Sayangnya, berkali-kali orang-orang yang dicokok Polisi adalah mereka yang kritis terhadap rezim berkuasa. Sementara para penggonggong yang justru terbukti jauh lebih aktif dan massif menebar hoax, fitnah, dan ujaran kebencian tetap aman sejahtera sentosa.

Tapi, serapi-rapinya menutupi bangkai akhirnya akan tercium juga baunya. Begitu kata pepatah bijak. Hal ini pula yang terjadi dengan fenomena anjing-anjing penggonggong Istana.

Pernyataan Moeldoko bahwa Istana sudah tidak membutuhkan para buzzer adalah konfirmasi yang sempurna atas sinyalemen dan kritik banyak pihak seputar para makhluk-makhluk menjijikkan ini.

Suka tidak suka, pernyataan Moeldoko mengonfirmasi beberapa hal, antara lain:

Pertama, selama ini Istana punya dan memelihara banyak anjing penggonggong.

Kedua, selama ini Istana bisa dan biasa memproduksi fitnah serta menebar kebencian, dan hoax lewat gerombolan penggonggongnya.

Ketiga, selama ini Istana terbukti menjadi raja munafik. Sibuk berteriak-teriak agar rakyat jangan menebar hoax dan fitnah di medsos, ternyata justru Istana adalah produsen dan penyebar hoax yang paling sempurna.

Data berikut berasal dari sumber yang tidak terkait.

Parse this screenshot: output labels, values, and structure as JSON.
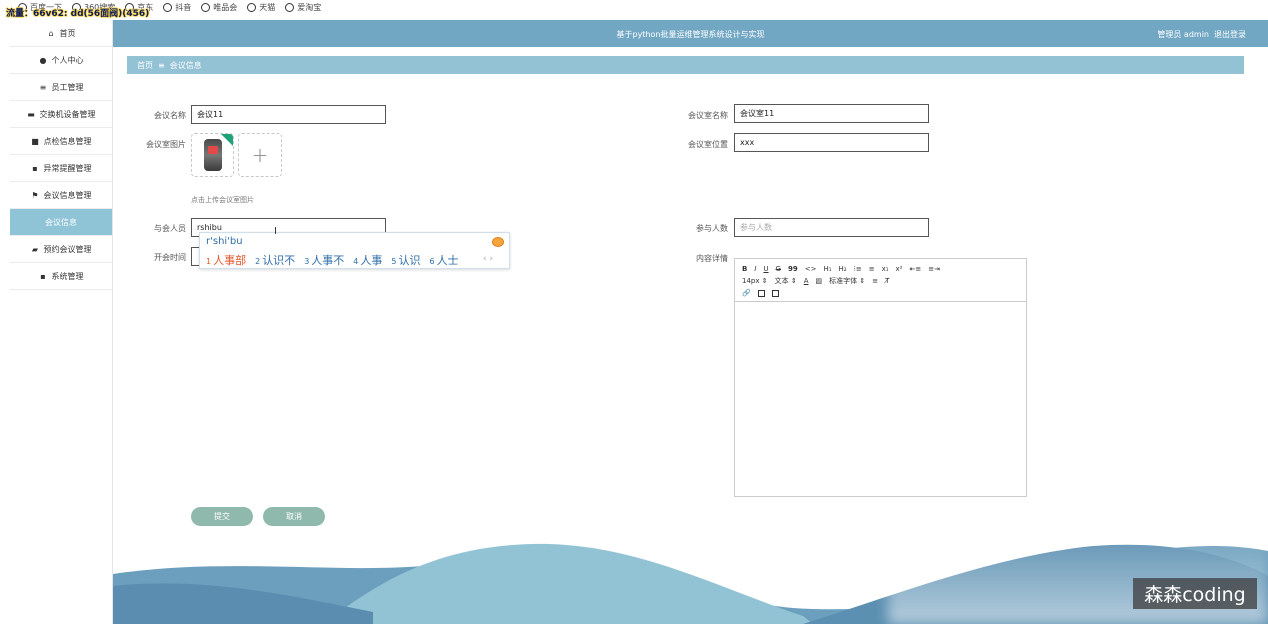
{
  "overlay_label": "流量：66v62: dd(56面阀)(456)",
  "bookmarks": [
    {
      "label": "百度一下"
    },
    {
      "label": "360搜索"
    },
    {
      "label": "京东"
    },
    {
      "label": "抖音"
    },
    {
      "label": "唯品会"
    },
    {
      "label": "天猫"
    },
    {
      "label": "爱淘宝"
    }
  ],
  "sidebar": {
    "items": [
      {
        "label": "首页",
        "icon": "home-icon",
        "glyph": "⌂"
      },
      {
        "label": "个人中心",
        "icon": "user-icon",
        "glyph": "●"
      },
      {
        "label": "员工管理",
        "icon": "list-icon",
        "glyph": "≡"
      },
      {
        "label": "交换机设备管理",
        "icon": "briefcase-icon",
        "glyph": "▬"
      },
      {
        "label": "点检信息管理",
        "icon": "camera-icon",
        "glyph": "■"
      },
      {
        "label": "异常提醒管理",
        "icon": "grid-icon",
        "glyph": "▪"
      },
      {
        "label": "会议信息管理",
        "icon": "flag-icon",
        "glyph": "⚑"
      },
      {
        "label": "会议信息",
        "icon": "",
        "glyph": ""
      },
      {
        "label": "预约会议管理",
        "icon": "folder-icon",
        "glyph": "▰"
      },
      {
        "label": "系统管理",
        "icon": "grid-icon",
        "glyph": "▪"
      }
    ]
  },
  "header": {
    "title": "基于python批量运维管理系统设计与实现",
    "user": "管理员 admin",
    "logout": "退出登录"
  },
  "breadcrumb": {
    "home": "首页",
    "sep": "≡",
    "current": "会议信息"
  },
  "form": {
    "meeting_name_label": "会议名称",
    "meeting_name_value": "会议11",
    "room_name_label": "会议室名称",
    "room_name_value": "会议室11",
    "room_image_label": "会议室图片",
    "room_location_label": "会议室位置",
    "room_location_value": "xxx",
    "upload_hint": "点击上传会议室图片",
    "attendees_label": "与会人员",
    "attendees_value": "rshibu",
    "count_label": "参与人数",
    "count_placeholder": "参与人数",
    "time_label": "开会时间",
    "detail_label": "内容详情",
    "submit": "提交",
    "cancel": "取消"
  },
  "ime": {
    "pinyin": "r'shi'bu",
    "candidates": [
      {
        "num": "1",
        "text": "人事部"
      },
      {
        "num": "2",
        "text": "认识不"
      },
      {
        "num": "3",
        "text": "人事不"
      },
      {
        "num": "4",
        "text": "人事"
      },
      {
        "num": "5",
        "text": "认识"
      },
      {
        "num": "6",
        "text": "人士"
      }
    ],
    "arrows": "‹ ›"
  },
  "editor_toolbar": {
    "row1": [
      "B",
      "I",
      "U",
      "G",
      "99",
      "<>",
      "H₁",
      "H₂",
      "⁝≡",
      "≡",
      "x₁",
      "x²",
      "⇤≡",
      "≡⇥"
    ],
    "size": "14px",
    "text_style": "文本",
    "font": "标准字体",
    "row2_icons": [
      "A",
      "▨",
      "≡",
      "T̸"
    ]
  },
  "watermark": "森森coding",
  "colors": {
    "header": "#72a7c4",
    "breadcrumb": "#93c2d5",
    "active_nav": "#8fc3d6",
    "button": "#8fb9ac"
  }
}
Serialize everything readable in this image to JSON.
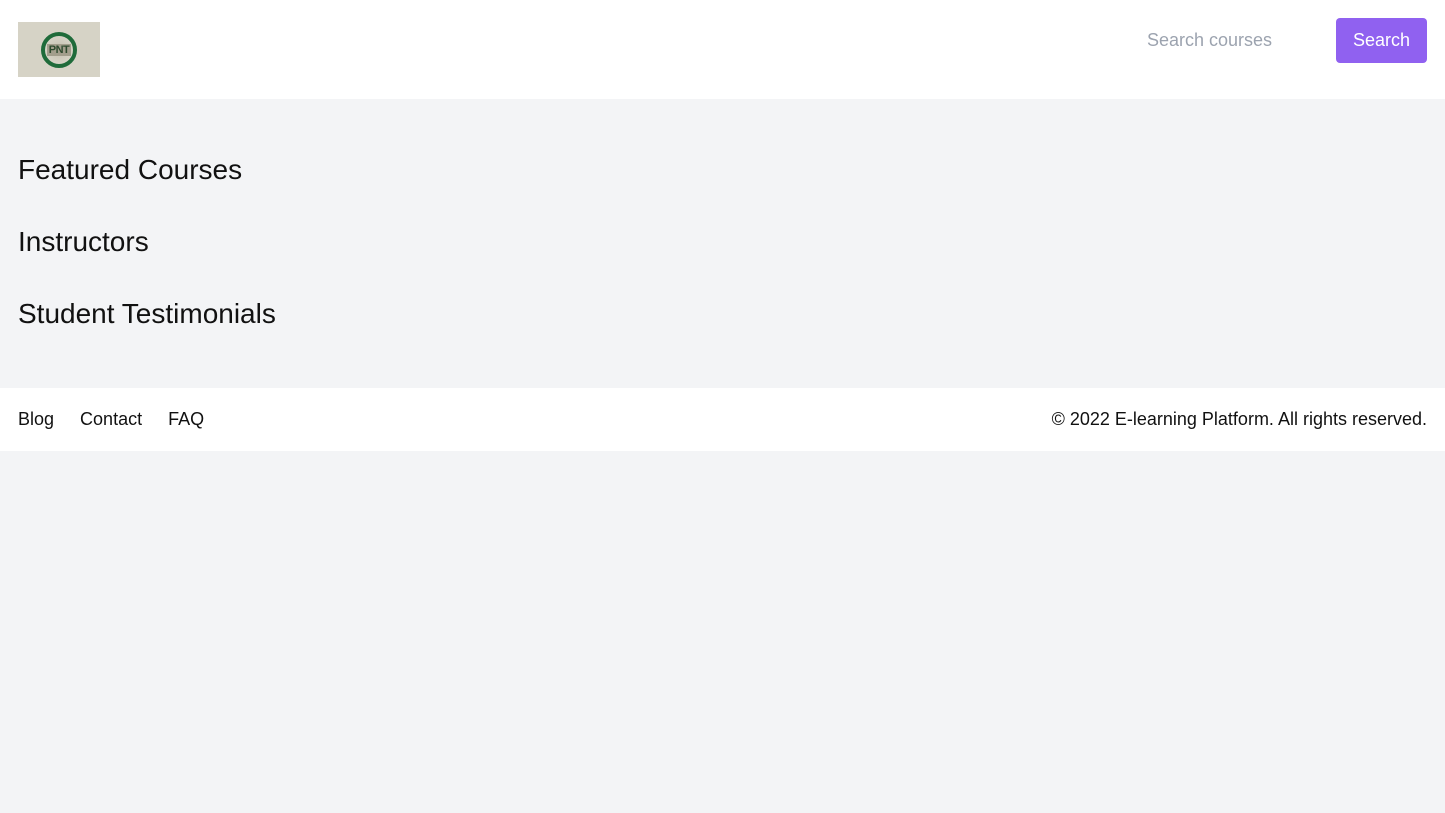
{
  "header": {
    "logo_alt": "PNT logo",
    "logo_text": "PNT",
    "search": {
      "placeholder": "Search courses",
      "value": "",
      "button_label": "Search"
    }
  },
  "main": {
    "sections": [
      {
        "title": "Featured Courses"
      },
      {
        "title": "Instructors"
      },
      {
        "title": "Student Testimonials"
      }
    ]
  },
  "footer": {
    "links": [
      {
        "label": "Blog"
      },
      {
        "label": "Contact"
      },
      {
        "label": "FAQ"
      }
    ],
    "copyright": "© 2022 E-learning Platform. All rights reserved."
  },
  "colors": {
    "accent": "#9061f0",
    "background": "#f3f4f6",
    "surface": "#ffffff"
  }
}
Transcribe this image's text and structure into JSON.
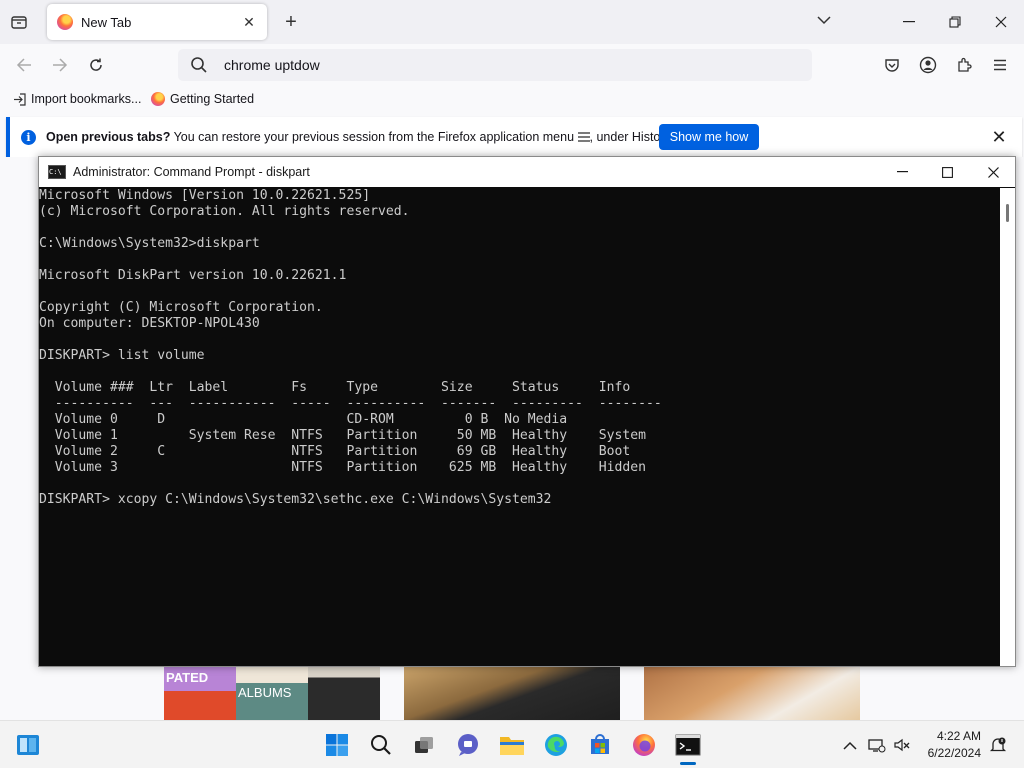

Keempat, selama ini Polisi berlagak budek dan picek kalau menyangkut para  penggonggong Istana. Walau mereka menebar fitnah dan hoax, walau sudah dilaporkan, tetap sama sekali tak disentuh hukum. Penolakan polisi memproses laporan terhadap Denny Siregar yang menebar fitnah terhadap ambulans milik Pemprov DKI, adalah contoh sempurna Wercok menjadi bagian dari penjaga kekuasaan.

Kelima, Permadi Arya, Denny Siregar, Eko Kunthadi, MoertadhoOne, Seword, dan masih banyak yang lain adalah sedikit contoh dari anjing-anjing penggonggong Istana yang kebal hukum di era rezim Jokowi.

Keenam, pasal-pasal karet UU ITE yang sangar dan sadis itu, jadi omong kosong saat berhadapan dengan penggonggong Istana. Tajam ke oposan dan para pengritik rezim, tapi tumpul bagi anjing-anjing penggonggong Istana.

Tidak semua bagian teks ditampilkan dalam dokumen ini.